An Unembedded Journalist Speaks

Independent journalist Dahr Jamail signs a copy of his book, Beyond the Green Zone: Dispatches from an Unembedded Journalist in Occupied Iraq (Staff photo J. Najjab).

   

INDEPENDENT JOURNALIST Dahr Jamail, author of the new book Beyond the Green Zone: Dispatches from an Unembedded Journalist in Occupied Iraq (available from the AET Book Club), spoke to a full room on Oct. 25 at Busboys and Poets in Washington, DC. For eight months in 2003, Jamail was the only unembedded American reporter covering the U.S. occupation of Iraq. His book is a record of the horror and brutality of that occupation, with a forward written by Amy Goodman, host of Pacifica Radio’s “Democracy Now.”

Jamail painted a sad picture of the situation on the ground in Iraq back in 2003, as well as today. Recalling that he had been in Fallujah when the fighting began, he said that the U.S. had created a disinformation campaign concerning the whole affair. “The U.S. was not attacked,” he stated.

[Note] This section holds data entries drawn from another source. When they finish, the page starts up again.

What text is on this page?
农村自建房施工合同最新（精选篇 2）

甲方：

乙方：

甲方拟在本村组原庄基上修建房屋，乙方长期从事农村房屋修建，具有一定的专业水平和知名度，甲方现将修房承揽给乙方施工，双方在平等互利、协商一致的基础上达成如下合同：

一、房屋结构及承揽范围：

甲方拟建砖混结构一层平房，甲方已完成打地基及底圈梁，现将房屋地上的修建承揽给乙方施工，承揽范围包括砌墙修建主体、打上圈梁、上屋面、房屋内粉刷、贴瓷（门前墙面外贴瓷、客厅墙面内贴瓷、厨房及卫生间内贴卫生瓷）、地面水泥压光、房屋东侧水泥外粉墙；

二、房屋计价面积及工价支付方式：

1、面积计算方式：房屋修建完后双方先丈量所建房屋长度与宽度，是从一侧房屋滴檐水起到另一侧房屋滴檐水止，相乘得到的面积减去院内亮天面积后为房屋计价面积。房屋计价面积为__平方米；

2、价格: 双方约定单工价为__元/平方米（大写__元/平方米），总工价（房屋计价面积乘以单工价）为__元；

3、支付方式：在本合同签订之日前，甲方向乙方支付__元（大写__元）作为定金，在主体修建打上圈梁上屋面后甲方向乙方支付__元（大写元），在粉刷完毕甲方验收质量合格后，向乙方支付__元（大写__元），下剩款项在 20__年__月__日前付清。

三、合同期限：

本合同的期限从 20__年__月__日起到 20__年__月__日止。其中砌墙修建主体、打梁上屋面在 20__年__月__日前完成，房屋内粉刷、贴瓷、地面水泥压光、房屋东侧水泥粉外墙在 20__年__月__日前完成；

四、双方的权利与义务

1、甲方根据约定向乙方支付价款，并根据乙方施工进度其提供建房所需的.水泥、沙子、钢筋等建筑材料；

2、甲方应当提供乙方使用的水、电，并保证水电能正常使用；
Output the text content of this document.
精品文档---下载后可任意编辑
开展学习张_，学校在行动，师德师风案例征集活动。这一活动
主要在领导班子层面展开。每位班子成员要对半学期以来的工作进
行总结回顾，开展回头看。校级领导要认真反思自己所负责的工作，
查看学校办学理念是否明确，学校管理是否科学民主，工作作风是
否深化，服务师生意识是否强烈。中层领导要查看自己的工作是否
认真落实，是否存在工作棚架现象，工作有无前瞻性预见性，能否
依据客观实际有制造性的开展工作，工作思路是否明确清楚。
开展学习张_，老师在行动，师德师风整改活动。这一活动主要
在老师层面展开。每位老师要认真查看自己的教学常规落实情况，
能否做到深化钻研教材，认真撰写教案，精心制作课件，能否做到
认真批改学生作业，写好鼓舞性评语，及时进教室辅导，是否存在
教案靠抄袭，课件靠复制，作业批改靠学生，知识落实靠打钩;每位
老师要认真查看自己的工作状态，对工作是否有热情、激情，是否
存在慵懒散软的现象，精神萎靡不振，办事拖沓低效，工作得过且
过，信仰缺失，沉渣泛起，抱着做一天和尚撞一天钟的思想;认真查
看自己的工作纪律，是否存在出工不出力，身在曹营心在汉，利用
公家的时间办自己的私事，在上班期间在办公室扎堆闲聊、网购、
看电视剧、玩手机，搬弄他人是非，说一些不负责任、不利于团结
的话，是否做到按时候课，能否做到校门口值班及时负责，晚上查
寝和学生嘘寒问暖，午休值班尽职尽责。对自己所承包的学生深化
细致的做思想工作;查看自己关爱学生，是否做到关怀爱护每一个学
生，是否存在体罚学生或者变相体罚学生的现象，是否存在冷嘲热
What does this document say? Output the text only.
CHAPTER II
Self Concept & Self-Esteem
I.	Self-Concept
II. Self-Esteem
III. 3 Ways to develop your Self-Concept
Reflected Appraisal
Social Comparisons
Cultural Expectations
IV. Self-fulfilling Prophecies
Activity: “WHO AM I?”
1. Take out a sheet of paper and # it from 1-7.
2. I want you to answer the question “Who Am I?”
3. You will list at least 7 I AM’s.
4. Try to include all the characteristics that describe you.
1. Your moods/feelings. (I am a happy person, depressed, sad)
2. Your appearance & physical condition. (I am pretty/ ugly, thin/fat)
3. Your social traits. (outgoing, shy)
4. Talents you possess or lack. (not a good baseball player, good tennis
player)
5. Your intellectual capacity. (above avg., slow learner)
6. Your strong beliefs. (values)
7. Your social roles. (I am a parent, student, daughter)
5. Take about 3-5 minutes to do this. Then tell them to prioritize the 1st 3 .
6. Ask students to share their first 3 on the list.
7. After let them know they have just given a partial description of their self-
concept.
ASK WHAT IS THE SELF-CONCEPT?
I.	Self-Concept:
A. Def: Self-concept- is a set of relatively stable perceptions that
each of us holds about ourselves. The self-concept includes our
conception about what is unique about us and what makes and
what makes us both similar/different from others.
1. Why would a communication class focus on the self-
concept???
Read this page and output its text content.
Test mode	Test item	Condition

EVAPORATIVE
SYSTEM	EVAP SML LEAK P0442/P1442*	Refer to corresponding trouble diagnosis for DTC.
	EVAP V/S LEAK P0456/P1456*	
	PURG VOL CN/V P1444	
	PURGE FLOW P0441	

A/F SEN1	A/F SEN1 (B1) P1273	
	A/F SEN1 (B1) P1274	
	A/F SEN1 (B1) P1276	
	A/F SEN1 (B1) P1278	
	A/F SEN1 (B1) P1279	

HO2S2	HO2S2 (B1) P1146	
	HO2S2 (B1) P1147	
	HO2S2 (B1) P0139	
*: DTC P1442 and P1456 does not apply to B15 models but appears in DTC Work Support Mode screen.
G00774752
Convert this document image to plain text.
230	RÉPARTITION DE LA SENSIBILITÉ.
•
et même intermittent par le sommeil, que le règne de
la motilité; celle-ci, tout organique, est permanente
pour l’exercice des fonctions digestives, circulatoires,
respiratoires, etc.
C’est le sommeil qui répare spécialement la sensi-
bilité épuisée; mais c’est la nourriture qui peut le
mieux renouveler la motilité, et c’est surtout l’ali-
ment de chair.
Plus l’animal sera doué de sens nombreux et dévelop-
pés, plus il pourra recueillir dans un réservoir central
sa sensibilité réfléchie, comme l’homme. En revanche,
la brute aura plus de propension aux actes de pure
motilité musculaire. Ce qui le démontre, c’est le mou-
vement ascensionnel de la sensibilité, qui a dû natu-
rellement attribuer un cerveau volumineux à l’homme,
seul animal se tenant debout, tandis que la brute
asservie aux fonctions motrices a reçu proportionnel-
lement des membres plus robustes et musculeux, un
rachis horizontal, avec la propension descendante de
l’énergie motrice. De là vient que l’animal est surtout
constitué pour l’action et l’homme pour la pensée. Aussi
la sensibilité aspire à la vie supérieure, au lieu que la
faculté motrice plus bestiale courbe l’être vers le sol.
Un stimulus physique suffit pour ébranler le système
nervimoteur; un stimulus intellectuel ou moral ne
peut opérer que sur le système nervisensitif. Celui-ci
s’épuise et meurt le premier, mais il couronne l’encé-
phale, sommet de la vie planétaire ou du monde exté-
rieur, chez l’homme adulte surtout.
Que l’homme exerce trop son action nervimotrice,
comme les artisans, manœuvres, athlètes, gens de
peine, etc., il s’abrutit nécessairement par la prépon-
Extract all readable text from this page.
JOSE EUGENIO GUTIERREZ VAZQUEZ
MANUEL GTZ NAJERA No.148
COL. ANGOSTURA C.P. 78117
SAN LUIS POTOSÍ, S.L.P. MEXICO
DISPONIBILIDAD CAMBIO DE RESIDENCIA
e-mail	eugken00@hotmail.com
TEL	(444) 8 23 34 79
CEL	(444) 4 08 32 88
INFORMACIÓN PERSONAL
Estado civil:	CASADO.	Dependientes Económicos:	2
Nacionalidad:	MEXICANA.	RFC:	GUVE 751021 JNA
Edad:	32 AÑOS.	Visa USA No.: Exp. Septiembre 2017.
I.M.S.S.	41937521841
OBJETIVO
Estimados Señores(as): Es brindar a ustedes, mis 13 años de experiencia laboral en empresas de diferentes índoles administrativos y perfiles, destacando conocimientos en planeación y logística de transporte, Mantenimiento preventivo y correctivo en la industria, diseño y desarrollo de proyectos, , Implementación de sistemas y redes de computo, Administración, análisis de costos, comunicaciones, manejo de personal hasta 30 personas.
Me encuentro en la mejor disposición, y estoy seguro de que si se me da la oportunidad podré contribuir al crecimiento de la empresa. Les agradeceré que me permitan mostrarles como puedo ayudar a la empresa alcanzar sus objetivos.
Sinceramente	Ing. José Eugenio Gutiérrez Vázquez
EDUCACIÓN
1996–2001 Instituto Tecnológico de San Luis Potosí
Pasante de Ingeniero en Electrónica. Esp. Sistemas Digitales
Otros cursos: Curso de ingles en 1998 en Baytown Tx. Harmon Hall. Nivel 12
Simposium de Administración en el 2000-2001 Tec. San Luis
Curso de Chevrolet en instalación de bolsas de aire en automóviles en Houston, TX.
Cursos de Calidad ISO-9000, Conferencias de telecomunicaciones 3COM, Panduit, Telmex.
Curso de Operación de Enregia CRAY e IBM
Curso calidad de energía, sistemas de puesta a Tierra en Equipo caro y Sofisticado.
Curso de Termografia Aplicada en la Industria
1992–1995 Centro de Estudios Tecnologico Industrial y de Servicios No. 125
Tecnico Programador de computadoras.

He proceeded to read a passage from his book about his meeting in Baghdad with Dr. Womidh Nadhme, an Iraqi professor. “When I asked him what he thought about the Bush administration’s claim that Iraq was the front line of the ‘War of terrorism and resistance,’ he replied, ‘Here, one would have to distinguish between terrorism and resistance. Terror was unseen here before the invasion. In Fallujah, it is not terrorism, it is resistance.’”

When Jamail finished reading, Anas Shallal, the Iraqi American owner of Busboys, told this reporter that Nadhme was his mother’s cousin.

During the question-and-answer period, Jamail invited Steve Connors, who is co-director, along with Molly Bingham, of the new film “Meeting Resistance,” to join him on stage. The film focuses on the lives of eight “insurgents” in Baghdad and the reasons and manner in which they resist the U.S. occupation. 

A woman in the audience told Connors that she had seen his film and was very impressed, but was concerned that the uninformed viewer would walk away from the film feeling that all Iraqis were nothing more than violent religious fanatics. In response, Connors repeated what the U.S. commander at Fallujah told his troops: “We have seen the face of the enemy, he is Satan.” To great applause, Connors asked, “Who is the religious fanatic?”

Connors also pointed out that the West was trying to justify the conquering of Iraq, and does so by demonizing a 1,400-year-old religion.

Asked if he would go back to Iraq today as an unembedded journalist, Jamail replied: “There are no Western unembedded journalists there now. It would be suicide.”